Hacker News new | ask | show | jobs
by throwawayzRUU6f 1831 days ago
Since the early 2000s, the world is in a savings glut (1) situation. That means you shouldn't ask yourself a question of is asset X worth its valuation?, but rather ask the question do savings have anywhere else to go?.

Also - ignore crypto, it's a distraction. Zooming out, it's just a simple wealth transfer: dollars in => black box => dollars out. Dollars out go to miners, exchanges, scams and the lucky few who cash out. Nothing in the black box can conjure up new dollars. Once the dollar inflow stops, it's over. Crypto is not worth $1.5T, not even close, there's at most a few dozen billions in the ecosystem - a rounding error in the grand scheme of things.

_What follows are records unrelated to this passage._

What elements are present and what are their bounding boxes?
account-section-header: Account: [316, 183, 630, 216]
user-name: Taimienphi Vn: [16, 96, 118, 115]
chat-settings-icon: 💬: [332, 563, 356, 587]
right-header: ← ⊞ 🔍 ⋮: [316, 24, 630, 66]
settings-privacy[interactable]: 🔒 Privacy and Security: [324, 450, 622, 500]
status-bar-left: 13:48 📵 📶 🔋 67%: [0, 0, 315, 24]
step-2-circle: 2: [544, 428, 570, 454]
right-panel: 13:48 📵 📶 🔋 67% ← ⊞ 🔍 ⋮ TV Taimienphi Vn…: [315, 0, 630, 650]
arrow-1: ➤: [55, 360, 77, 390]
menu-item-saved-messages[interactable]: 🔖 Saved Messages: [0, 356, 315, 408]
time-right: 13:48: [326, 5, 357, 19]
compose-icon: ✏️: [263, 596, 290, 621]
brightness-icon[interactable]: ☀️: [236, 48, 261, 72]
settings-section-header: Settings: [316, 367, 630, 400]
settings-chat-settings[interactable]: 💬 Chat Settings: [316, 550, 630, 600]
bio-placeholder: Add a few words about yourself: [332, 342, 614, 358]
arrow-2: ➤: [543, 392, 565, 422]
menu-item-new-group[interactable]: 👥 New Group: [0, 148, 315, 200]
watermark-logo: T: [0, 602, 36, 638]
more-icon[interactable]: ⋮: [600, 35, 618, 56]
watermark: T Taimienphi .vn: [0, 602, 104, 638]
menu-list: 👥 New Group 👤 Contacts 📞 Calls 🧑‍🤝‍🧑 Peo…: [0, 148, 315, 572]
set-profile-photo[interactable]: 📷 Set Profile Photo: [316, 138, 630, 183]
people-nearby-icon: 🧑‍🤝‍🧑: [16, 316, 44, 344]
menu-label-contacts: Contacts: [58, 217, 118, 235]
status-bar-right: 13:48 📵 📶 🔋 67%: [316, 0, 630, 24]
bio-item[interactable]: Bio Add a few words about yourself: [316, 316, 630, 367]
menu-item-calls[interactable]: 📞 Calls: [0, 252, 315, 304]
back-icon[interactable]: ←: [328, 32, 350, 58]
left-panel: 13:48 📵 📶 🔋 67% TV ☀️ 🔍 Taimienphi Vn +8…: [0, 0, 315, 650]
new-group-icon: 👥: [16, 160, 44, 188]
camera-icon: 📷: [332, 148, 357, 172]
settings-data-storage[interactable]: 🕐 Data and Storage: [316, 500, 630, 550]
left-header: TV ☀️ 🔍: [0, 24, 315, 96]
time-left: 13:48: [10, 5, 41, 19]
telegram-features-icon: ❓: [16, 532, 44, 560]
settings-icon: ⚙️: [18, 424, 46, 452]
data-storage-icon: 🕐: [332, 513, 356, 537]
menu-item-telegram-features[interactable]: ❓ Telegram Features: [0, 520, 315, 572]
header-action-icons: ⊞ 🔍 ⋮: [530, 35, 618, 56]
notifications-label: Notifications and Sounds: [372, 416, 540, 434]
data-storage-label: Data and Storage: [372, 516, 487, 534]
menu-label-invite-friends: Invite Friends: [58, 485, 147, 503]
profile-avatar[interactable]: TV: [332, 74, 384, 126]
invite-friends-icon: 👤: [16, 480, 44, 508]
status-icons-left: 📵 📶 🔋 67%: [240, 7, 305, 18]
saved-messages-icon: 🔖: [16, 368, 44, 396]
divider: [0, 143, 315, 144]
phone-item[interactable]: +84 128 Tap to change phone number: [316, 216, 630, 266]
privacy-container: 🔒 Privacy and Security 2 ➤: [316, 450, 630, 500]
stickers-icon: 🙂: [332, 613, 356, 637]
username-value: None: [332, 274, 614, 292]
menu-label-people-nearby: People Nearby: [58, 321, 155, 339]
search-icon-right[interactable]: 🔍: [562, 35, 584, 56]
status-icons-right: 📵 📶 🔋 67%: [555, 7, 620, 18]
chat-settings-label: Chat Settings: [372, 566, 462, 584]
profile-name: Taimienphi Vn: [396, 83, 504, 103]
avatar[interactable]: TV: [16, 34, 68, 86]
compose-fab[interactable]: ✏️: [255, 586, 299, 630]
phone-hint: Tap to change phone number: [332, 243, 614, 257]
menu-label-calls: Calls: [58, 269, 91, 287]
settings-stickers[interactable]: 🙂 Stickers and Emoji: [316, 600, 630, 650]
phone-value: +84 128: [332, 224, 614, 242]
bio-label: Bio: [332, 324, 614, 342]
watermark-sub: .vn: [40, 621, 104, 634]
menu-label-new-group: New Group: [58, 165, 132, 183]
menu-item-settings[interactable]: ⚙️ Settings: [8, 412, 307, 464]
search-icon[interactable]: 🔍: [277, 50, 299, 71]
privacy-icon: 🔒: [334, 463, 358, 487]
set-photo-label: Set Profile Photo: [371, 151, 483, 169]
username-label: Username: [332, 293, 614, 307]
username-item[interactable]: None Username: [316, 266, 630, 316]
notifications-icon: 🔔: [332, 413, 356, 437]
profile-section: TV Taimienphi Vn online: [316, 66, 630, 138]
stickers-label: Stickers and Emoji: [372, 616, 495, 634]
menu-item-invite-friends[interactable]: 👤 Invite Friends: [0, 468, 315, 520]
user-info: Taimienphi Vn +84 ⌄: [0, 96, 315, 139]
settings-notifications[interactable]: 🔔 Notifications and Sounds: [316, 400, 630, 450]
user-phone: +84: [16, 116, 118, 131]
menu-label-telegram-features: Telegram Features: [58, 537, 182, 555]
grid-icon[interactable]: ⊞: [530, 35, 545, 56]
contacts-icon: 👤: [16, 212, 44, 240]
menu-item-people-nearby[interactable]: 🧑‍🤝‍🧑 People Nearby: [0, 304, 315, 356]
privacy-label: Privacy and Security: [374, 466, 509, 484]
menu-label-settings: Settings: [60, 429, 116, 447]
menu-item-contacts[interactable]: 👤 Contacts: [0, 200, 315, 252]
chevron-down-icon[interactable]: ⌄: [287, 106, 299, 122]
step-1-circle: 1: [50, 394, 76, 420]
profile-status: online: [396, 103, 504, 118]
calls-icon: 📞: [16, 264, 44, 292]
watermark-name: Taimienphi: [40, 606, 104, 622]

US tech stocks are overpriced, US startups ridiculously so (savings glut faucet flooding a small sector in search of something, anything). Real estate in a few selected locales is a bubble, but not overall.

The worrying part is not the asset prices, but what it tells us - that the largest wealth funds and corporations in the world cannot find anything worth investing in.

(1) - https://en.wikipedia.org/wiki/Global_saving_glut

1 comments

"Once the dollar inflow stops, it's over."

That's true of anything. If nobody is buying X, you can't sell X. If nobody is buying stocks, stocks are worthless.

> That's true of anything. If nobody is buying X, you can't sell X. If nobody is buying stocks, stocks are worthless.

Most assets do produce income, that's usually why you would invest in them. For example, stocks provide dividends and houses provide rent. This is also one of the reasons why Warren Buffet advises against buying gold and cryptocurrencies, they do not produce anything. The sentiment that stocks are worthless if no one is buying them is typical for speculators who do not care about the intrinsic value of a stock.

Without new money coming in, stock returns don’t beat inflation. Average dividend return on S&P500 is only 2%. Most people invested in stocks are dependent on stock prices going up to beat inflation.

https://ycharts.com/indicators/sp_500_return_from_dividends_...

Dividends are bad for tax drag, its very common now to re-invest that money back into the company, raising the stock price. Ultimately all stock prices rise because more money flows in, but the reasons for the flow matters. If a company wins $1B out of thin air its still up to the investors to realize this and price the stock accordingly. Which is completely different from money flowing in because a cult-of-personality ceo tweeted a meme.
Why would stocks be worthless then? You still collect dividends. You own a part of a company..

Which again makes it illogical that no one would be buying them.